ISBN 978-5-4485-3685-4

Создано в интеллектуальной издательской системе Ridero

Оглавление

  1. Черная голубка
  2. Сахарок
  3. Едри твою мать
  4. Черная голубка
  5. Синий лён
  6. Левша
  7. Синеглазка
  8. Спаси и сохрани
  9. Каин

Сахарок

Из всех природных и рукотворных чудес степного Алтая нельзя обойти вниманием посёлок, раскинувшийся в трёх ки­лометрах от Алейска на берегу реки Алей, получивший своё официальное название от расположенного там сахарного за­вода. Местные власти, не обременяя себя фантазией, дали ему имя Сахарный завод. Но народу, полюбившему этот оазис в степи, пришлось по душе другое название, которое прижилось и звучало от всех — от местных и приезжих — Са­харок. Трёхкилометровая дорога, связывающая через степь Алейск с Сахарком, была удивительно красивой: по всей её длине с обеих сторон в ряд росли высокие тополя, стволы которых были побелены известью. Зимой деревья служили снегозадерживающим щитом. Метели и бураны в феврале и марте были здесь настоящим бедствием, порой просто па­рализовали передвижение людей и транспорта на несколько недель.

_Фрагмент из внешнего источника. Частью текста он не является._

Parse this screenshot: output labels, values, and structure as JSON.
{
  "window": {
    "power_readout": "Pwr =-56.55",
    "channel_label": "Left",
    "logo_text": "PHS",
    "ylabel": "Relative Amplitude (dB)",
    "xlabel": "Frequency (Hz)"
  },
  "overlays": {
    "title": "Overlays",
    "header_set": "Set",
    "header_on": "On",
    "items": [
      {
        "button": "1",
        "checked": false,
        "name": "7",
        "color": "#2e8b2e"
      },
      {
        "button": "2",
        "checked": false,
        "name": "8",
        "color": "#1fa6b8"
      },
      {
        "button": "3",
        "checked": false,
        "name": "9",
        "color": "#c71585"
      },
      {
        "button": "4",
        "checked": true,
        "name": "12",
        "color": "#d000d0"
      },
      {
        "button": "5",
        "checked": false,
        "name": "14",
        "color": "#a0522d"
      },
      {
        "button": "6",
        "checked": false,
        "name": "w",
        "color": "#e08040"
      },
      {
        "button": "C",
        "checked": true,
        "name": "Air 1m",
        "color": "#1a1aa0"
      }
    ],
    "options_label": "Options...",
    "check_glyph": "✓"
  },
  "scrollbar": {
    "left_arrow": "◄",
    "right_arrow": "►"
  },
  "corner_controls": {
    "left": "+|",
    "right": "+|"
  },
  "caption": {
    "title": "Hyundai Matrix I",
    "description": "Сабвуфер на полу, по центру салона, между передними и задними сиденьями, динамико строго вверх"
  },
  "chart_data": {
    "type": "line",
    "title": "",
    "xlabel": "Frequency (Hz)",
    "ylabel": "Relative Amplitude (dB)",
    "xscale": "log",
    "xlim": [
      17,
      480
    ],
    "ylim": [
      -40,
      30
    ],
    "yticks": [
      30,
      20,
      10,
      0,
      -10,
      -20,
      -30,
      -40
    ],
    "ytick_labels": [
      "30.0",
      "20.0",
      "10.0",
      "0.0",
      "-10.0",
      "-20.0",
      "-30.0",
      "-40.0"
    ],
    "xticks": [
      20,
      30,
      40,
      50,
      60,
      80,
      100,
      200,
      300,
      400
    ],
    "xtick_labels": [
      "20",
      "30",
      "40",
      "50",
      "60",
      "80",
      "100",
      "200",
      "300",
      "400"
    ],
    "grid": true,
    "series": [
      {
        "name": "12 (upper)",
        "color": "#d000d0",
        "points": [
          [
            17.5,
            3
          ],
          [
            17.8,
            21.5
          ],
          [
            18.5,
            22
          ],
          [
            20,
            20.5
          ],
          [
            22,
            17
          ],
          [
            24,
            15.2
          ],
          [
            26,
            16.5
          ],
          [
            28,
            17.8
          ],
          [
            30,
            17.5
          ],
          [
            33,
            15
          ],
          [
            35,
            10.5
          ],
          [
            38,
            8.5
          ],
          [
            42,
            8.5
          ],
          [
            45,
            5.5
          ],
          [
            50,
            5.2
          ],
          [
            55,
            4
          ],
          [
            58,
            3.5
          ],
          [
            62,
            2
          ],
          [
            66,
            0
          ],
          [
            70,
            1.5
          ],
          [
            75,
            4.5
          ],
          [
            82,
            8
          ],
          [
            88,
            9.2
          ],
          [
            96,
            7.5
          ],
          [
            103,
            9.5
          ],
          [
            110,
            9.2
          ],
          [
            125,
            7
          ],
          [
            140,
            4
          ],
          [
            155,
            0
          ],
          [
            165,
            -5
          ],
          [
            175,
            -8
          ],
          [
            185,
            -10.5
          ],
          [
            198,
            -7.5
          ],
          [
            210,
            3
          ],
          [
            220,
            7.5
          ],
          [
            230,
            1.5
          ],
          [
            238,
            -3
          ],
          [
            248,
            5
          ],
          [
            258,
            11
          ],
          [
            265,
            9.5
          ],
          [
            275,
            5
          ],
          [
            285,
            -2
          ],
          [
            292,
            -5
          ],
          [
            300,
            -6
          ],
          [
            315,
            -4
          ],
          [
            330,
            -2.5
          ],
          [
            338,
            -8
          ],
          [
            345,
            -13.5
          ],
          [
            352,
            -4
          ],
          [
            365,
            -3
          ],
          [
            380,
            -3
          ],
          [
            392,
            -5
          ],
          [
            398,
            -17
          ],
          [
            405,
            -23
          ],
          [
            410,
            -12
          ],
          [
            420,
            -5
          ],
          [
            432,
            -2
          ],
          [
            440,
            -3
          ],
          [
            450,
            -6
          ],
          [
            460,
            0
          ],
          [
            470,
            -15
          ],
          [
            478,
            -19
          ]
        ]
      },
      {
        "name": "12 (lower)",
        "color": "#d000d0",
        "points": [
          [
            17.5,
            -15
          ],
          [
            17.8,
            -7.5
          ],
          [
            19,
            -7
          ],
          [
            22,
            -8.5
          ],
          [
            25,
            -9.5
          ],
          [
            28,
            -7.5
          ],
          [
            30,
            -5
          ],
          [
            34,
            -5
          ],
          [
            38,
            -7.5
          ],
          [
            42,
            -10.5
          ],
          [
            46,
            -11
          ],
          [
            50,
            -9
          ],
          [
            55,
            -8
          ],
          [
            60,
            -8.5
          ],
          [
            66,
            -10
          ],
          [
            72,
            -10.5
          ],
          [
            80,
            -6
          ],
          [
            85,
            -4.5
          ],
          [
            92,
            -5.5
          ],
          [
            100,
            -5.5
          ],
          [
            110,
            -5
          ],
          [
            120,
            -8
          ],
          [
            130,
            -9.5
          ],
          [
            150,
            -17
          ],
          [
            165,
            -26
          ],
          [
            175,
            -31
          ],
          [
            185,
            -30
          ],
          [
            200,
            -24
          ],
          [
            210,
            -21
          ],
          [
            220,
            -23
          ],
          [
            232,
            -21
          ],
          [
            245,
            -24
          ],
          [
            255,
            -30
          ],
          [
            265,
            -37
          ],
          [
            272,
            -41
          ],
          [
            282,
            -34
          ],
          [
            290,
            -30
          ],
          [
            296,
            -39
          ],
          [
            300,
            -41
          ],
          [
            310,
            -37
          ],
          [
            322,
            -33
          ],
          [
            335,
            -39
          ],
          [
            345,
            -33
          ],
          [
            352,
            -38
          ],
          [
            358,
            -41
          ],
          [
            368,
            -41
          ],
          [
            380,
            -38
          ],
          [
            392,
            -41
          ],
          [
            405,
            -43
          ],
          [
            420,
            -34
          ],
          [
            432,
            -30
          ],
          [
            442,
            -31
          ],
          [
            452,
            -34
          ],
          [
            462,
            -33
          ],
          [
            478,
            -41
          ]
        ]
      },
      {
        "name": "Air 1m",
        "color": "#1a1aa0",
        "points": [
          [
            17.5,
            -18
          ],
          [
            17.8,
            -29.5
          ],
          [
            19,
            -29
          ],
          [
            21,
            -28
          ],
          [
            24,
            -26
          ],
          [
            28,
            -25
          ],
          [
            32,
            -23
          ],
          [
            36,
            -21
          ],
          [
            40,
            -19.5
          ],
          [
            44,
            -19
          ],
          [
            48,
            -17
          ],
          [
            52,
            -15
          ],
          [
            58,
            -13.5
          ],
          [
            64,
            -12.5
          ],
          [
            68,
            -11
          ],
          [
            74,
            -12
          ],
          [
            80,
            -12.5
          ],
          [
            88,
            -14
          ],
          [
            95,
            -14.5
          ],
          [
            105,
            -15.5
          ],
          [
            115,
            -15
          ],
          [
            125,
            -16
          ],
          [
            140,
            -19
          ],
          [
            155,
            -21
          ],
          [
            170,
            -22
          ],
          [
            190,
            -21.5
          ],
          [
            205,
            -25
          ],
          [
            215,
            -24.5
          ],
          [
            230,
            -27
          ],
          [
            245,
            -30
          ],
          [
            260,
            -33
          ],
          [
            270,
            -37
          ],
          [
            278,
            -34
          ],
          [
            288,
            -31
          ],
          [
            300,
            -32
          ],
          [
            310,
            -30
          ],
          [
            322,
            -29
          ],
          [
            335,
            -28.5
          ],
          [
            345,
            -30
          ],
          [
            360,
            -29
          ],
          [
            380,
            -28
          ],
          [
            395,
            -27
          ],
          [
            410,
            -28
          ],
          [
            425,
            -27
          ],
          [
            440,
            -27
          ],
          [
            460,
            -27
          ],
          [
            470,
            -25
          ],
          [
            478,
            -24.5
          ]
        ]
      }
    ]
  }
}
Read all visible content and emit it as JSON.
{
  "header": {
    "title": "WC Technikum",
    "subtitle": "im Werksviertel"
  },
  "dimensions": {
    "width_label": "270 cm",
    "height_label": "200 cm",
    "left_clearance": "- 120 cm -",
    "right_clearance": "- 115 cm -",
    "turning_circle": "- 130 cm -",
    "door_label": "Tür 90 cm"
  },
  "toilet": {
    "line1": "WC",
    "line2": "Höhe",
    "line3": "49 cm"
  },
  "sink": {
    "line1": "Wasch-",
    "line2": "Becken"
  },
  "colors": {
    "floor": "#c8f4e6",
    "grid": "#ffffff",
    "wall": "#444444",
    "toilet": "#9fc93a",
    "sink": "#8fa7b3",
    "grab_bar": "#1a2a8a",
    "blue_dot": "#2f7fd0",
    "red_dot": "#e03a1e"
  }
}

Кусочками извести были также отсыпаны края дороги, украшая её словно белыми лентами. В посёлке было побеле­но всё: дома, сараи, заборы и штакетник, потому как извести было здесь в избытке: она применялась в сахарном производ­стве и завозилась сюда в огромном количестве. Посёлок от такой побелки выглядел чистым и опрятным и своей белиз­ной ещё раз подтверждал своё название Сахарок. Все тру­доспособные жители посёлка были заняты на производстве сахара. Других предприятий здесь не было и всё казённое тут принадлежало сахарному заводу — восьмиквартирные двухэтажки (их было десятка полтора) и бараки для депор­тированных немецких и эстонских семей. В общем, всё — от туалетов до артезианских колодцев — было заводским. Хотя завод здесь был сахарным, но жизнь сладкой не была, пото­му как наступила зима сорок третьего года.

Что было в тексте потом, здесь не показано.